Team Members
Ben Busby
Nicholas Johnson
Francesco Tabaro
David Enoma
Jiyao Wang
Guangfeng Song
Yuchen Ge
Jupyter Notebooks have become very popular not only for literate programming, but also for creating tidy pairs of code and figures while creating scientific publications. The edits here allow iCn3D to be embedded directly in Jupyter notebooks fully featured, including all windowing, and also allowing the scripting of the figures and visualizations from the code. Creating this functionality can lead to easily reproducible figures.
The improvements made during this hackathon make this possibile.
- Navigate to the JupyterNotebook folder of this repo and follow the instructions to use iCn3D in Jupyter Notebook.
- To build the full iCn3D software, download from this github repo and follow the instructions.
As iCn3D grows in functionality, it inevitably grows in complexity. It is imperative that we think about issues on usability. For example, we now can generate many windows containing valuable information that can overwhelm non-expert users, or even expert users.

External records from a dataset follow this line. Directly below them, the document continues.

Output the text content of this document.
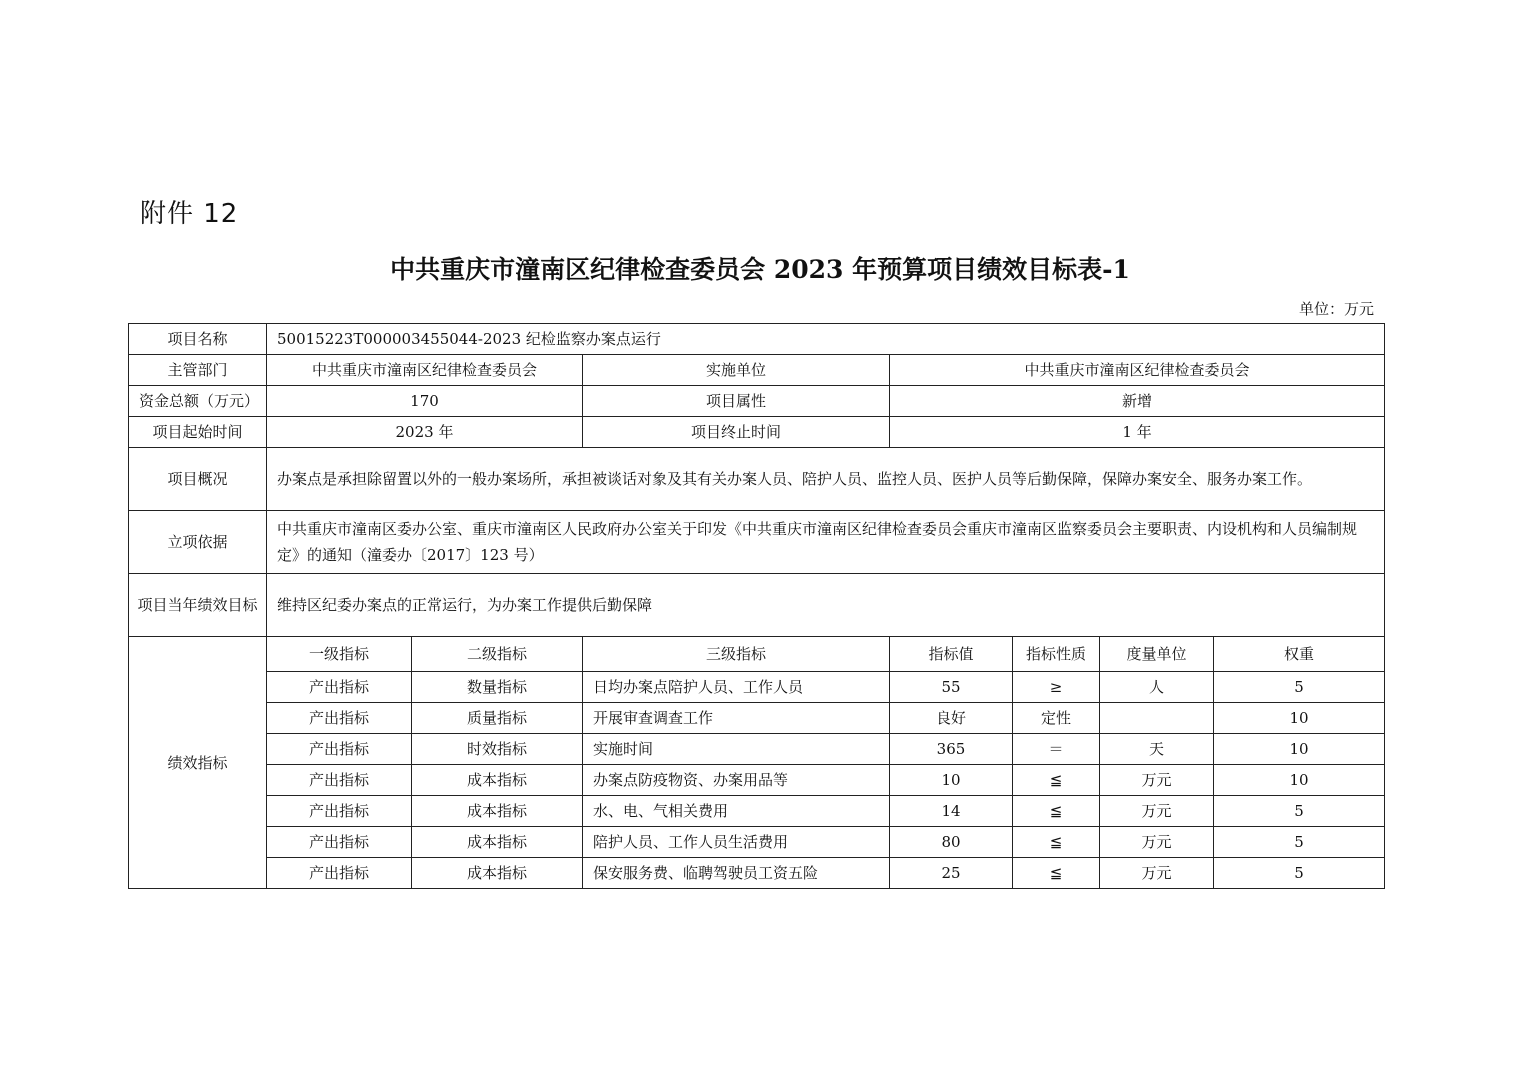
附件 12
中共重庆市潼南区纪律检查委员会 2023 年预算项目绩效目标表-1
单位：万元
项目名称	50015223T000003455044-2023 纪检监察办案点运行						
主管部门	中共重庆市潼南区纪律检查委员会		实施单位	中共重庆市潼南区纪律检查委员会			
资金总额（万元）	170		项目属性	新增			
项目起始时间	2023 年		项目终止时间	1 年			
项目概况	办案点是承担除留置以外的一般办案场所，承担被谈话对象及其有关办案人员、陪护人员、监控人员、医护人员等后勤保障，保障办案安全、服务办案工作。						
立项依据	中共重庆市潼南区委办公室、重庆市潼南区人民政府办公室关于印发《中共重庆市潼南区纪律检查委员会重庆市潼南区监察委员会主要职责、内设机构和人员编制规定》的通知（潼委办〔2017〕123 号）						
项目当年绩效目标	维持区纪委办案点的正常运行，为办案工作提供后勤保障						
绩效指标	一级指标	二级指标	三级指标	指标值	指标性质	度量单位	权重
	产出指标	数量指标	日均办案点陪护人员、工作人员	55	≥	人	5
	产出指标	质量指标	开展审查调查工作	良好	定性		10
	产出指标	时效指标	实施时间	365	＝	天	10
	产出指标	成本指标	办案点防疫物资、办案用品等	10	≦	万元	10
	产出指标	成本指标	水、电、气相关费用	14	≦	万元	5
	产出指标	成本指标	陪护人员、工作人员生活费用	80	≦	万元	5
	产出指标	成本指标	保安服务费、临聘驾驶员工资五险	25	≦	万元	5
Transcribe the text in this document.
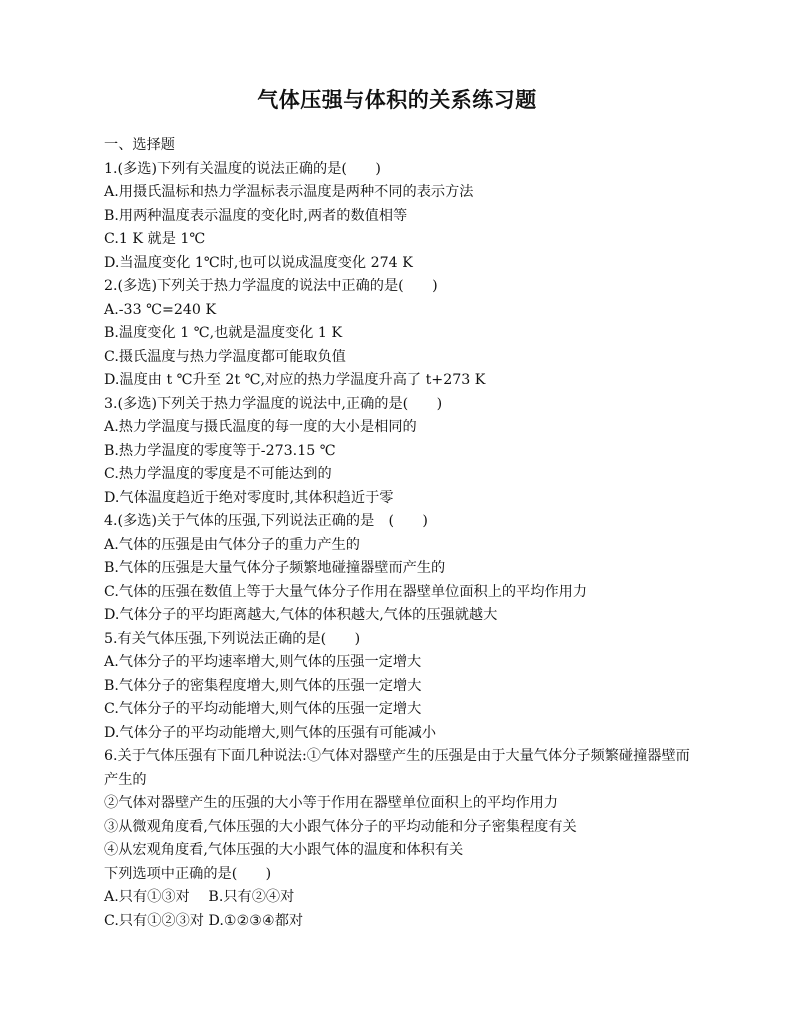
气体压强与体积的关系练习题
一、选择题
1.(多选)下列有关温度的说法正确的是(　　)
A.用摄氏温标和热力学温标表示温度是两种不同的表示方法
B.用两种温度表示温度的变化时,两者的数值相等
C.1 K 就是 1℃
D.当温度变化 1℃时,也可以说成温度变化 274 K
2.(多选)下列关于热力学温度的说法中正确的是(　　)
A.-33 ℃=240 K
B.温度变化 1 ℃,也就是温度变化 1 K
C.摄氏温度与热力学温度都可能取负值
D.温度由 t ℃升至 2t ℃,对应的热力学温度升高了 t+273 K
3.(多选)下列关于热力学温度的说法中,正确的是(　　)
A.热力学温度与摄氏温度的每一度的大小是相同的
B.热力学温度的零度等于-273.15 ℃
C.热力学温度的零度是不可能达到的
D.气体温度趋近于绝对零度时,其体积趋近于零
4.(多选)关于气体的压强,下列说法正确的是　(　　)
A.气体的压强是由气体分子的重力产生的
B.气体的压强是大量气体分子频繁地碰撞器壁而产生的
C.气体的压强在数值上等于大量气体分子作用在器壁单位面积上的平均作用力
D.气体分子的平均距离越大,气体的体积越大,气体的压强就越大
5.有关气体压强,下列说法正确的是(　　)
A.气体分子的平均速率增大,则气体的压强一定增大
B.气体分子的密集程度增大,则气体的压强一定增大
C.气体分子的平均动能增大,则气体的压强一定增大
D.气体分子的平均动能增大,则气体的压强有可能减小
6.关于气体压强有下面几种说法:①气体对器壁产生的压强是由于大量气体分子频繁碰撞器壁而产生的
②气体对器壁产生的压强的大小等于作用在器壁单位面积上的平均作用力
③从微观角度看,气体压强的大小跟气体分子的平均动能和分子密集程度有关
④从宏观角度看,气体压强的大小跟气体的温度和体积有关
下列选项中正确的是(　　)
A.只有①③对　 B.只有②④对
C.只有①②③对 D.①②③④都对
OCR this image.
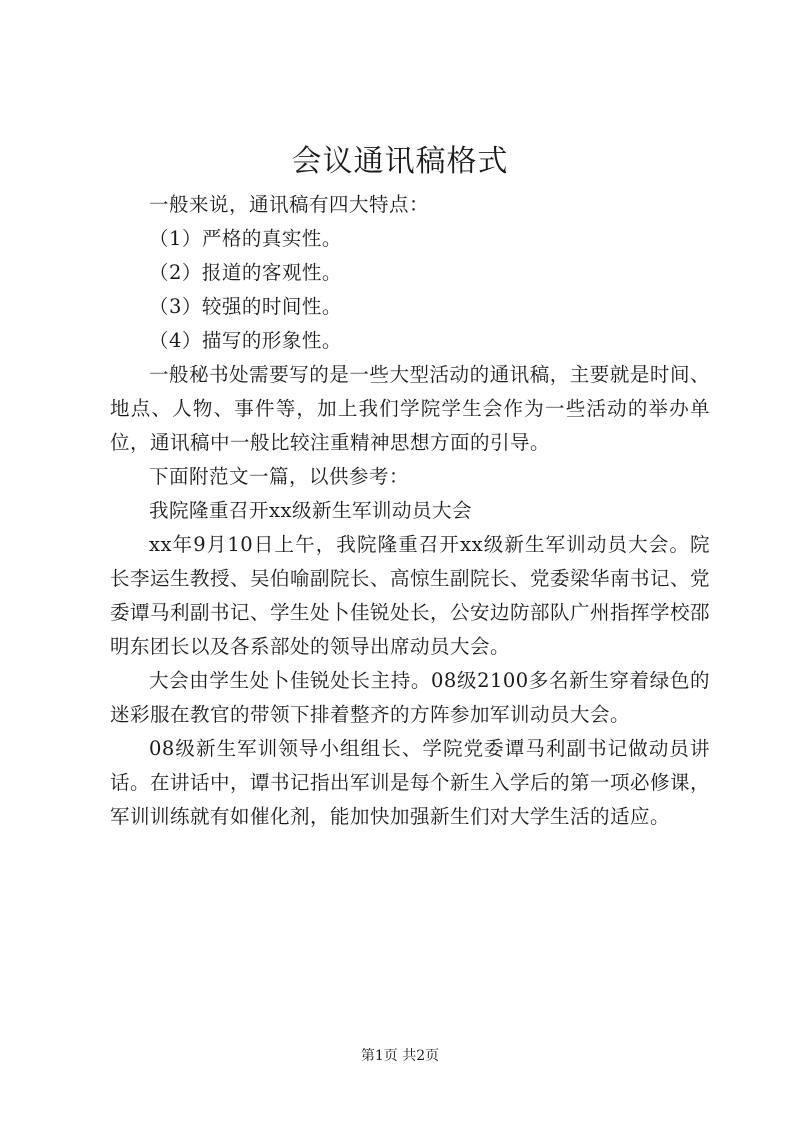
会议通讯稿格式

一般来说，通讯稿有四大特点：

（1）严格的真实性。

（2）报道的客观性。

（3）较强的时间性。

（4）描写的形象性。

一般秘书处需要写的是一些大型活动的通讯稿，主要就是时间、地点、人物、事件等，加上我们学院学生会作为一些活动的举办单位，通讯稿中一般比较注重精神思想方面的引导。

下面附范文一篇，以供参考：

我院隆重召开xx级新生军训动员大会

xx年9月10日上午，我院隆重召开xx级新生军训动员大会。院长李运生教授、吴伯喻副院长、高惊生副院长、党委梁华南书记、党委谭马利副书记、学生处卜佳锐处长，公安边防部队广州指挥学校邵明东团长以及各系部处的领导出席动员大会。

大会由学生处卜佳锐处长主持。08级2100多名新生穿着绿色的迷彩服在教官的带领下排着整齐的方阵参加军训动员大会。

08级新生军训领导小组组长、学院党委谭马利副书记做动员讲话。在讲话中，谭书记指出军训是每个新生入学后的第一项必修课，军训训练就有如催化剂，能加快加强新生们对大学生活的适应。

第1页 共2页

Managing these windows efficiently becomes important, as does managing the data they contain for project management, publication, storage, for second level analysis, etc.

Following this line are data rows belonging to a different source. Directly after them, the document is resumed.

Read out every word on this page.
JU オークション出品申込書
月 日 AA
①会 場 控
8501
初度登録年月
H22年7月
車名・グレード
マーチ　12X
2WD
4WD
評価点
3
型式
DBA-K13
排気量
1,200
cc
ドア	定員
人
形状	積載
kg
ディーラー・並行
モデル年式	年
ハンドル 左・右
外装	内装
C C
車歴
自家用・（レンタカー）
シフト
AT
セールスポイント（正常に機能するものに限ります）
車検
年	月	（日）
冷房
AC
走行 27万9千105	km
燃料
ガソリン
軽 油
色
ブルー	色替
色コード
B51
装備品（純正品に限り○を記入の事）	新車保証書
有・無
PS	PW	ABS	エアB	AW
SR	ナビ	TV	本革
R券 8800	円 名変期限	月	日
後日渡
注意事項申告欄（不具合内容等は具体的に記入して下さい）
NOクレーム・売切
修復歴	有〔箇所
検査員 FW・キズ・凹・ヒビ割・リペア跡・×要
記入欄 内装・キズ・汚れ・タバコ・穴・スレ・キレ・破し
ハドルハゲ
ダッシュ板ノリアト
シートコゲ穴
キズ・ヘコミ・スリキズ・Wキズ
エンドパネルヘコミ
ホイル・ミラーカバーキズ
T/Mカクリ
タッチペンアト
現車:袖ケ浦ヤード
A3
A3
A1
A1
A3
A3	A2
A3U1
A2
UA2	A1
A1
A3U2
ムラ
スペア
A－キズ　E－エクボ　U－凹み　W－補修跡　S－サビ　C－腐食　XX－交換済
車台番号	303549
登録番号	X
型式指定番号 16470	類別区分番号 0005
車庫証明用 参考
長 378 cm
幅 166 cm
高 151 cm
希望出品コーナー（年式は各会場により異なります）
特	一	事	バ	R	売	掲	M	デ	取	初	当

In particular, we can generate windows with molecular interactions represented as 2D networks, Tables, 3D depiction, 1D sequence track windows, for one or two mapped structures. All these windows are related, synchronized in data. If 2 structures are mapped they can be seen superimposed in 3D, but also now side by side. At this stage, we need smart window management especially if we need to synchronize visualization of windows of 1D, 2D, 3D, or Tables Representations. By the same token, comparing data across structures will become important.